July 12, 2014 · 0 Comments
Above: Opening Session of the Preperatory Committee for the 2010 Review Conference of the State Parties to the Nuclear Non-Proliferation Treaty. (NTP Prepcom), 2008 in Geneva.
From: Alice Slater
New York Times
July 6, 2014
You misstate the legal obligation under the Non-Proliferation Treaty (NPT) of the five states who had nuclear arsenals at the time the NPT became law in 1970.
Asserting that the NPT commits all states, except the US, Russia, China, France and the UK, to forego the acquisition of nuclear weapons, fails to acknowledge that the NPT commits those nuclear-armed states “to pursue negotiations in good faith on effective measures relating to cessation of the nuclear arms race at an early date and to nuclear disarmament.”
The International Court of Justice ruled unanimously in 1996 that those states are legally bound to “conclude negotiations on nuclear disarmament in all its aspects under strict and effective international control.”
Nearly 45 years since the five nuclear-armed states agreed to eliminate their nuclear weapons, there are still 17,000 nuclear bombs on the planet, while new weapons and delivery systems- airplanes, submarine, and missiles- are being modernized, with two new bomb factories coming to Oak Ridge and Kansas City.
The US is planning to spend a trillion dollars over the next 30 years on its nuclear program.
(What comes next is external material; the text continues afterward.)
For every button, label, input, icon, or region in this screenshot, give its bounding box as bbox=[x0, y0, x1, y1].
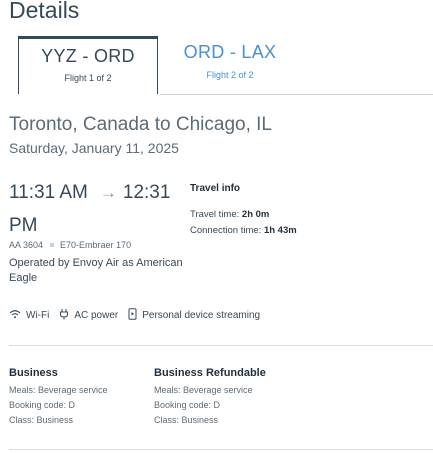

The hypocrisy of providing India with nuclear technology, in violation of the NPT’s Faustian bargain for an “inalienable right” to nuclear power only to NPT members to encourage their promises to forego nuclear weapons, is matched only by the flagrant disregard by the five nuclear-armed NPT states for their promise to eliminate their nuclear arsenals nearly half a century ago.